Ya es tarde. El aparcamiento de abajo está casi vacío. Las luces son raras, y la Torre Eiffel en miniatura al fondo, equivalente en sentido opuesto a la serie japonesa del siglo XIX en Europa, ahora solo tiene un alfiler rojo en su parte superior.
En esta habitación banal, sin vínculo con el pasado y el futuro (y por eso uno es más uno mismo), en medio de un día o una noche ordinaria, el milagro que se produce de repente, la gracia que a veces desciende: no un instante de felicidad, ya que la felicidad no se mide en momentos, sino en la repentina conciencia de que la felicidad nos invade.
Los objetos que componen la vida, repentinamente dispuestos en otro orden, vuelven su lado alegre hacia nosotros.
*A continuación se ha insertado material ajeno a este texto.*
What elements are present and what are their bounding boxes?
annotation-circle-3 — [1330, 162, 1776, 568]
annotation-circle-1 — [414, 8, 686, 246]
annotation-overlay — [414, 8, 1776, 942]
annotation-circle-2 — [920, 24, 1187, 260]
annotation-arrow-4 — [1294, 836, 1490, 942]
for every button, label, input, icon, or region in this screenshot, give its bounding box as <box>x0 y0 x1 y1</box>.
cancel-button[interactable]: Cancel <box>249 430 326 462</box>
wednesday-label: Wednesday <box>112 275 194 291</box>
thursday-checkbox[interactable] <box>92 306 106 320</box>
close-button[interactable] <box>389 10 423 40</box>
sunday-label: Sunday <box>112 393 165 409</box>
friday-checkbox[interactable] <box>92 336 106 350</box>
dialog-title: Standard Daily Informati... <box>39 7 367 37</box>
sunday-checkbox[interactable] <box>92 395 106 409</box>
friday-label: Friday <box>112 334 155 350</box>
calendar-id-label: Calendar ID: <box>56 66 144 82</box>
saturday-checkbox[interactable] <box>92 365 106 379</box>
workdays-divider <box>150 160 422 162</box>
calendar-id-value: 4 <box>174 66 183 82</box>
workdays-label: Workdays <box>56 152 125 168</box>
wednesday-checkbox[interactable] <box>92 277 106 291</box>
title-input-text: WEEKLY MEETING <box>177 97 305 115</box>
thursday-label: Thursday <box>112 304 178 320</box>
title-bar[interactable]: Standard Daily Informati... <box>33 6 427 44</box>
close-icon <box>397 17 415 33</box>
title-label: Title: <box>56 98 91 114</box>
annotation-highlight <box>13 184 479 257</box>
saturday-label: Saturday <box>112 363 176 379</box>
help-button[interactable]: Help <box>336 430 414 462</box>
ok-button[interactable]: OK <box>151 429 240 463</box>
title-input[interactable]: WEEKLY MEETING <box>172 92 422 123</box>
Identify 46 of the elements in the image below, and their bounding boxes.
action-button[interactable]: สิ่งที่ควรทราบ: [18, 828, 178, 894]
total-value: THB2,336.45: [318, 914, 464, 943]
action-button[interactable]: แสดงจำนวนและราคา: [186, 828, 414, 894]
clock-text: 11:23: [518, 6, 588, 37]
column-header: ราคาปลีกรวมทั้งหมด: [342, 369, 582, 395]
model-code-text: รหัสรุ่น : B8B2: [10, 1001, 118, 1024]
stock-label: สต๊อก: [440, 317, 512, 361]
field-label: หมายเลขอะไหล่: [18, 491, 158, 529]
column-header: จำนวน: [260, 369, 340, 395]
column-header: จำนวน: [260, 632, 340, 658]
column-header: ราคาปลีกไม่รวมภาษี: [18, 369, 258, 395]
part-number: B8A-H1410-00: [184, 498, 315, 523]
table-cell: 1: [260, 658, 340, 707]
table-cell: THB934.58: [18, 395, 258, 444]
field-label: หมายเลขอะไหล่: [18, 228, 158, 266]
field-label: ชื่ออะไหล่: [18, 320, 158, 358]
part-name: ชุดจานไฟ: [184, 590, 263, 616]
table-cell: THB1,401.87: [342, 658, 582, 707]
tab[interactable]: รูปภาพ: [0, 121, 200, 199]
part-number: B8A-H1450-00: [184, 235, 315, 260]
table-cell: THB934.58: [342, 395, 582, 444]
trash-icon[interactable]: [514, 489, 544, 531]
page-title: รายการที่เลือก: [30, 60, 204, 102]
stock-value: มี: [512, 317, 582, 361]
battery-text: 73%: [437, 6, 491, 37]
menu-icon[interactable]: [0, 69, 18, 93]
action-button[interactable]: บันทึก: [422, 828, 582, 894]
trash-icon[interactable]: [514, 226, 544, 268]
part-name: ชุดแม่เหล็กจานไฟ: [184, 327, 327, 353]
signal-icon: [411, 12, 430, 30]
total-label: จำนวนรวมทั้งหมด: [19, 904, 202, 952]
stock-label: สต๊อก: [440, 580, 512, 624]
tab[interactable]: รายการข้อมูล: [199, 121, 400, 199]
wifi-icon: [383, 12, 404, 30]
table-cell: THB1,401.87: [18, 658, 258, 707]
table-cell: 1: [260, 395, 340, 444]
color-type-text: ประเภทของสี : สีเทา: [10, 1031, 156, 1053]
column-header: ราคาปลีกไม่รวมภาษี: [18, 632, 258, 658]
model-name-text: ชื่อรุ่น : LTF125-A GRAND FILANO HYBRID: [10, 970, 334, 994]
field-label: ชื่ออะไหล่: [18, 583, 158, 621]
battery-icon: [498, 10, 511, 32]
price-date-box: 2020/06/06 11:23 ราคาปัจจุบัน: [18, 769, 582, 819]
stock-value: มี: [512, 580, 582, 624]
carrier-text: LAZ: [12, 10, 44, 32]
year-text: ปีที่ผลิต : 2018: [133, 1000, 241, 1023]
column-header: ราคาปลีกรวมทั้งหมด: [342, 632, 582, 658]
Transporte del espíritu y los sentidos (Baudelaire no se equivocó), levitación durante la cual el alma vaga como en una nube dorada. De la misma manera, en avión, las extraordinarias nubes, bajo las cuales se asfixia la tierra, se convierten en brillantes glaciares blancos y azules debajo de nosotros. Pura felicidad que, en otras ocasiones, podría ser igualmente pura infelicidad. Bastaría con que los mismos elementos volvieran su lado oscuro hacia nosotros. En ambos casos hay plenitud, pero la de la felicidad es solar.
La auténtica Torre Eiffel y su copia en Tokio no son más que un escenario en el que persiste el caos. Pero la felicidad, si ocurre, da brevemente un sentido a las cosas: al menos un ápice se siente liberado, salvado. En la infelicidad, en la medida de lo posible, el coraje reemplaza al sol.
tomado de Marguerite Yourcenar, El recorrido por la prisión, trad. eso. Fabrizio Ascari, Milán 1999.
Título original Le tour de la prison, París 1991.